Afolabi noted that the SIGI 2019 category and value, ranked Nigeria 46 out of 100 and the UNDP human development index value ranked Nigeria 157 out of 189.

She said that the absence of political will was partly responsible for the lack of response to a cohesive set of demands pushed by women.

Afolabi identified lack of organised movement that would push for the actualisation of women’s demand as a reason why women had been rendered invisible in policymaking.

She said with this in mind, the 2019 National Dialogue would be organised with a conviction that there was an urgent need for a broad-based set of agreed demands that captured the common vision of women.
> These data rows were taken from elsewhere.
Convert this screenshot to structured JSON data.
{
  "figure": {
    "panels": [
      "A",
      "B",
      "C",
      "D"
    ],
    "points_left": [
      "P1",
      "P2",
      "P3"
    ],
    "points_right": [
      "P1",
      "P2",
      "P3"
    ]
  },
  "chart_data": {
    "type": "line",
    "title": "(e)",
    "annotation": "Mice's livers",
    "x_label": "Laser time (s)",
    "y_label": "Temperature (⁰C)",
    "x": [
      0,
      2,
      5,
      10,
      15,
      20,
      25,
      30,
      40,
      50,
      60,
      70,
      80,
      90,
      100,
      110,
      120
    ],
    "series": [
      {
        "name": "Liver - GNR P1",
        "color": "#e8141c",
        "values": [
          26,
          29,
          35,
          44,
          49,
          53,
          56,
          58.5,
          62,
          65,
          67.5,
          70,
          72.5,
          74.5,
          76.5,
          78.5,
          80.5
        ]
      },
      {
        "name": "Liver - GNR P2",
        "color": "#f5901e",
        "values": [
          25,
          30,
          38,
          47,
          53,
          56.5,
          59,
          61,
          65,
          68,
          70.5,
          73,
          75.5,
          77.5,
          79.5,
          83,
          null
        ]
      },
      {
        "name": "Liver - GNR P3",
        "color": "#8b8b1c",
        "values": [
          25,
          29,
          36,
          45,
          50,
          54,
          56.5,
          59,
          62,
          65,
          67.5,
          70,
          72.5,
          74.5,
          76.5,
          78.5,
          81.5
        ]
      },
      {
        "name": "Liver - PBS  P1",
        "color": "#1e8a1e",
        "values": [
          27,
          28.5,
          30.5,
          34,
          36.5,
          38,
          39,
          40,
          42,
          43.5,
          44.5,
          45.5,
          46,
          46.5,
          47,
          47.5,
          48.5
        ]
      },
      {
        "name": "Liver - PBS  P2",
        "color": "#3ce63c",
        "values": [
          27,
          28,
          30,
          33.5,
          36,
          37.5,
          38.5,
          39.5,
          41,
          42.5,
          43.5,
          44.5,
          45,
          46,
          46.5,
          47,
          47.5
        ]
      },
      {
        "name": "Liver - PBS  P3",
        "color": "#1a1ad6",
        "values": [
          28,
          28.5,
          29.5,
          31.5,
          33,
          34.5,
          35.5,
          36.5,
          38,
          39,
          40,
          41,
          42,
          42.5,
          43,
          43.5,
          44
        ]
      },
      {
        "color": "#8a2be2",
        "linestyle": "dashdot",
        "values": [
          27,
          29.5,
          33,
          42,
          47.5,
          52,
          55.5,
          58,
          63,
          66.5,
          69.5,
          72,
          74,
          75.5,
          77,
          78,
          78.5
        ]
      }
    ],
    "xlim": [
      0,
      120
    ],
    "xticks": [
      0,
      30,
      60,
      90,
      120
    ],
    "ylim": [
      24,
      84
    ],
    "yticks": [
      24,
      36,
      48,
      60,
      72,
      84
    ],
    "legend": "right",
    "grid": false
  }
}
“Womanifesto2019” is a coherently articulated set of demands that will galvanise into a push for action to actualise Nigerian Women Charter of demands on all institutions of government, the private sector and society at large.

“Participants will be drawn from women groups, market women, collectives, civil societies, faith-based and community-based associations, entrepreneurs, professionals, social media influencers and women within the labour workforce,’’ she explained.

Afolabi said that the conference would address and seek to enhance the voice, participation and protection of Nigerian Women by consolidating women’s collective struggle.

This she said would end gender-based violence, poverty, insecurity, abuse of women’s sexual and reproductive rights and rights to participate in politics.

“We can no longer be second class citizens in our land. We must move collectively to end the continued oppression of our bodily integrity,” she said.